In streaming output scenarios, token usage is calculated when the last data chunk is returned. Even if a request exceeds the quota for the current window, the full response is returned without truncation. Rate limiting applies only to subsequent requests.
The following example shows a rate-limited response:
Response headers:
HTTP/2 429 x-tokenratelimit-reset: 52 content-length: 17 content-type: text/plain date: Wed, 21 Jan 2026 07:59:38 GMTResponse body:
Too Many Requests
Header/Field | Description |
HTTP status code | The request was rejected because the token rate limit was exceeded. |
| Seconds remaining until the rate limit counter resets (52 seconds in this example). After the counter resets, requests are processed normally. |
Response body |
|
Billing
Item | Description |
ALB Extensible Edition | Currently in public preview. No charges apply. |
Internet access | Internet NAT gateways incur instance fees and capacity unit (CU) fees. EIPs associated with the ALB instance have separate billing rules. |
Domain name and DNS resolution | Domain name registration fees from your provider, plus public authoritative DNS resolution fees from Alibaba Cloud. |
Certificate | Server certificate fees if you purchase or upload certificates through Alibaba Cloud Certificate Management Service. |
Model Studio | API call fees based on the model and token usage. For more information, see Alibaba Cloud Model Studio pricing. |
Supported regions
For the list of regions that support ALB Extensible Edition, see Regions and zones where ALB Extensible Edition is available.
Apply in production
Set the rate limiting threshold: Monitor normal token consumption patterns first, then set a threshold slightly higher than the observed values. This prevents the policy from being too aggressive and blocking legitimate requests.
Select the time window:
For high-frequency scenarios, use a shorter time window for more precise control.
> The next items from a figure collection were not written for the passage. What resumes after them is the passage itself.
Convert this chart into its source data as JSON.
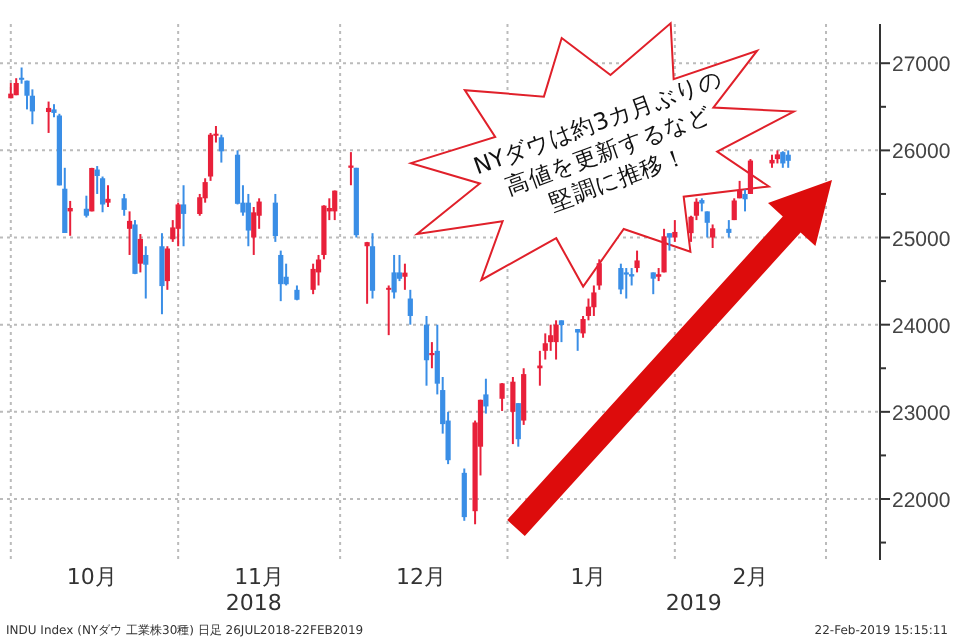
{
  "chart_data": {
    "type": "candlestick",
    "x": [
      "2018-10-01",
      "2018-10-02",
      "2018-10-03",
      "2018-10-04",
      "2018-10-05",
      "2018-10-08",
      "2018-10-09",
      "2018-10-10",
      "2018-10-11",
      "2018-10-12",
      "2018-10-15",
      "2018-10-16",
      "2018-10-17",
      "2018-10-18",
      "2018-10-19",
      "2018-10-22",
      "2018-10-23",
      "2018-10-24",
      "2018-10-25",
      "2018-10-26",
      "2018-10-29",
      "2018-10-30",
      "2018-10-31",
      "2018-11-01",
      "2018-11-02",
      "2018-11-05",
      "2018-11-06",
      "2018-11-07",
      "2018-11-08",
      "2018-11-09",
      "2018-11-12",
      "2018-11-13",
      "2018-11-14",
      "2018-11-15",
      "2018-11-16",
      "2018-11-19",
      "2018-11-20",
      "2018-11-21",
      "2018-11-23",
      "2018-11-26",
      "2018-11-27",
      "2018-11-28",
      "2018-11-29",
      "2018-11-30",
      "2018-12-03",
      "2018-12-04",
      "2018-12-06",
      "2018-12-07",
      "2018-12-10",
      "2018-12-11",
      "2018-12-12",
      "2018-12-13",
      "2018-12-14",
      "2018-12-17",
      "2018-12-18",
      "2018-12-19",
      "2018-12-20",
      "2018-12-21",
      "2018-12-24",
      "2018-12-26",
      "2018-12-27",
      "2018-12-28",
      "2018-12-31",
      "2019-01-02",
      "2019-01-03",
      "2019-01-04",
      "2019-01-07",
      "2019-01-08",
      "2019-01-09",
      "2019-01-10",
      "2019-01-11",
      "2019-01-14",
      "2019-01-15",
      "2019-01-16",
      "2019-01-17",
      "2019-01-18",
      "2019-01-22",
      "2019-01-23",
      "2019-01-24",
      "2019-01-25",
      "2019-01-28",
      "2019-01-29",
      "2019-01-30",
      "2019-01-31",
      "2019-02-01",
      "2019-02-04",
      "2019-02-05",
      "2019-02-06",
      "2019-02-07",
      "2019-02-08",
      "2019-02-11",
      "2019-02-12",
      "2019-02-13",
      "2019-02-14",
      "2019-02-15",
      "2019-02-19",
      "2019-02-20",
      "2019-02-21",
      "2019-02-22"
    ],
    "ohlc": [
      [
        26598,
        26773,
        26598,
        26651
      ],
      [
        26633,
        26828,
        26633,
        26773
      ],
      [
        26833,
        26951,
        26765,
        26828
      ],
      [
        26800,
        26800,
        26470,
        26627
      ],
      [
        26627,
        26700,
        26300,
        26447
      ],
      [
        26440,
        26560,
        26200,
        26487
      ],
      [
        26470,
        26530,
        26380,
        26430
      ],
      [
        26400,
        26420,
        25598,
        25598
      ],
      [
        25560,
        25800,
        25052,
        25052
      ],
      [
        25300,
        25420,
        25020,
        25339
      ],
      [
        25330,
        25480,
        25230,
        25250
      ],
      [
        25300,
        25800,
        25300,
        25798
      ],
      [
        25780,
        25820,
        25500,
        25706
      ],
      [
        25680,
        25700,
        25290,
        25379
      ],
      [
        25400,
        25600,
        25350,
        25444
      ],
      [
        25450,
        25500,
        25250,
        25317
      ],
      [
        25100,
        25300,
        24800,
        25191
      ],
      [
        25150,
        25200,
        24580,
        24583
      ],
      [
        24700,
        25040,
        24600,
        24984
      ],
      [
        24800,
        24900,
        24300,
        24688
      ],
      [
        24900,
        25050,
        24120,
        24443
      ],
      [
        24500,
        24900,
        24400,
        24874
      ],
      [
        24980,
        25200,
        24950,
        25116
      ],
      [
        25100,
        25400,
        24900,
        25380
      ],
      [
        25380,
        25600,
        24900,
        25271
      ],
      [
        25270,
        25500,
        25250,
        25462
      ],
      [
        25450,
        25680,
        25400,
        25636
      ],
      [
        25700,
        26200,
        25650,
        26180
      ],
      [
        26180,
        26280,
        26090,
        26191
      ],
      [
        26150,
        26180,
        25860,
        25989
      ],
      [
        25950,
        26000,
        25380,
        25387
      ],
      [
        25400,
        25600,
        25250,
        25287
      ],
      [
        25400,
        25500,
        24900,
        25080
      ],
      [
        25000,
        25350,
        24800,
        25289
      ],
      [
        25250,
        25450,
        25100,
        25413
      ],
      [
        25400,
        25500,
        24950,
        25017
      ],
      [
        24800,
        24850,
        24270,
        24465
      ],
      [
        24550,
        24700,
        24450,
        24464
      ],
      [
        24400,
        24450,
        24280,
        24286
      ],
      [
        24400,
        24700,
        24350,
        24640
      ],
      [
        24600,
        24800,
        24450,
        24748
      ],
      [
        24800,
        25370,
        24750,
        25366
      ],
      [
        25300,
        25450,
        25200,
        25339
      ],
      [
        25300,
        25540,
        25200,
        25538
      ],
      [
        25800,
        25980,
        25600,
        25826
      ],
      [
        25800,
        25800,
        25000,
        25027
      ],
      [
        24900,
        24950,
        24240,
        24947
      ],
      [
        24900,
        25050,
        24300,
        24389
      ],
      [
        24400,
        24450,
        23880,
        24423
      ],
      [
        24600,
        24800,
        24300,
        24370
      ],
      [
        24600,
        24800,
        24500,
        24527
      ],
      [
        24550,
        24700,
        24400,
        24597
      ],
      [
        24300,
        24400,
        24000,
        24100
      ],
      [
        24000,
        24100,
        23300,
        23592
      ],
      [
        23650,
        23800,
        23500,
        23675
      ],
      [
        23700,
        24000,
        23200,
        23323
      ],
      [
        23250,
        23400,
        22750,
        22859
      ],
      [
        22900,
        23000,
        22400,
        22445
      ],
      [
        22300,
        22350,
        21750,
        21792
      ],
      [
        21860,
        22900,
        21710,
        22878
      ],
      [
        22600,
        23140,
        22270,
        23138
      ],
      [
        23200,
        23380,
        22980,
        23062
      ],
      [
        23150,
        23330,
        23010,
        23327
      ],
      [
        23000,
        23400,
        22630,
        23346
      ],
      [
        23100,
        23100,
        22600,
        22686
      ],
      [
        22900,
        23500,
        22850,
        23433
      ],
      [
        23500,
        23700,
        23300,
        23531
      ],
      [
        23700,
        23900,
        23600,
        23787
      ],
      [
        23800,
        24000,
        23700,
        23879
      ],
      [
        23800,
        24050,
        23600,
        24001
      ],
      [
        24050,
        24050,
        23800,
        23996
      ],
      [
        23950,
        23950,
        23700,
        23910
      ],
      [
        23900,
        24100,
        23850,
        24065
      ],
      [
        24100,
        24300,
        24050,
        24207
      ],
      [
        24200,
        24450,
        24100,
        24370
      ],
      [
        24450,
        24750,
        24400,
        24706
      ],
      [
        24650,
        24700,
        24350,
        24404
      ],
      [
        24600,
        24650,
        24300,
        24575
      ],
      [
        24580,
        24650,
        24450,
        24553
      ],
      [
        24650,
        24850,
        24600,
        24737
      ],
      [
        24600,
        24600,
        24350,
        24528
      ],
      [
        24550,
        24650,
        24500,
        24579
      ],
      [
        24600,
        25100,
        24600,
        25014
      ],
      [
        25050,
        25050,
        24850,
        24999
      ],
      [
        25000,
        25200,
        24950,
        25064
      ],
      [
        25050,
        25250,
        24950,
        25239
      ],
      [
        25250,
        25450,
        25200,
        25411
      ],
      [
        25430,
        25450,
        25300,
        25390
      ],
      [
        25300,
        25300,
        25000,
        25169
      ],
      [
        25000,
        25150,
        24880,
        25106
      ],
      [
        25100,
        25200,
        25000,
        25053
      ],
      [
        25200,
        25450,
        25200,
        25425
      ],
      [
        25450,
        25650,
        25450,
        25543
      ],
      [
        25500,
        25550,
        25300,
        25439
      ],
      [
        25500,
        25900,
        25500,
        25883
      ],
      [
        25850,
        25950,
        25800,
        25891
      ],
      [
        25900,
        26000,
        25850,
        25954
      ],
      [
        25980,
        25990,
        25800,
        25850
      ],
      [
        25950,
        26000,
        25800,
        25880
      ]
    ],
    "xlim": [
      "2018-09-29",
      "2019-03-11"
    ],
    "xticks": [
      {
        "value": "2018-10-01",
        "label": null
      },
      {
        "value": "2018-10-16",
        "label": "10月"
      },
      {
        "value": "2018-11-01",
        "label": null
      },
      {
        "value": "2018-11-16",
        "label": "11月"
      },
      {
        "value": "2018-12-01",
        "label": null
      },
      {
        "value": "2018-12-16",
        "label": "12月"
      },
      {
        "value": "2019-01-01",
        "label": null
      },
      {
        "value": "2019-01-16",
        "label": "1月"
      },
      {
        "value": "2019-02-01",
        "label": null
      },
      {
        "value": "2019-02-15",
        "label": "2月"
      },
      {
        "value": "2019-03-01",
        "label": null
      }
    ],
    "ylim": [
      21300,
      27450
    ],
    "yticks": [
      {
        "value": 21500,
        "label": null
      },
      22000,
      {
        "value": 22500,
        "label": null
      },
      23000,
      {
        "value": 23500,
        "label": null
      },
      24000,
      {
        "value": 24500,
        "label": null
      },
      25000,
      {
        "value": 25500,
        "label": null
      },
      26000,
      {
        "value": 26500,
        "label": null
      },
      27000
    ],
    "grid": true,
    "annotations": [
      "2018",
      "2019",
      "NYダウは約3カ月ぶりの\n高値を更新するなど\n堅調に推移！",
      "INDU Index (NYダウ 工業株30種) 日足 26JUL2018-22FEB2019",
      "22-Feb-2019 15:15:11"
    ]
  }
}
For low-frequency but high-consumption scenarios, use a longer time window to prevent individual requests from being mistakenly rate-limited.
The time window must be longer than the duration of a single model inference. Response-based rate limiting cannot function if the inference completes after the window expires.
FAQ
How are requests handled if they do not match the rate limiting policy?
If a request does not include the x-account-id: header, it matches the forwarding rule but not the rate limiting policy. The request is forwarded directly without rate limiting.
Each unique x-account-id value has its own independent token quota.
I configured token rate limiting, but requests are not being limited. What should I check?
Forwarding rule: Verify that the forwarding condition matches the request, the rule has a high enough priority, and a service extension is associated.
Service extension: Verify that the token rate limiting component is configured correctly, the rate limiting condition matches the request, and the rate limit values are appropriate.
Request format: Verify that the request matches both the forwarding condition and the rate limiting condition.
Token consumption: Check the
usage.total_tokensfield in the response. The rate limiting policy counts cumulative token consumption within the time window. A single request may not reach the threshold.
If the model inference duration exceeds the rate limiting time window, rate limiting cannot be enforced.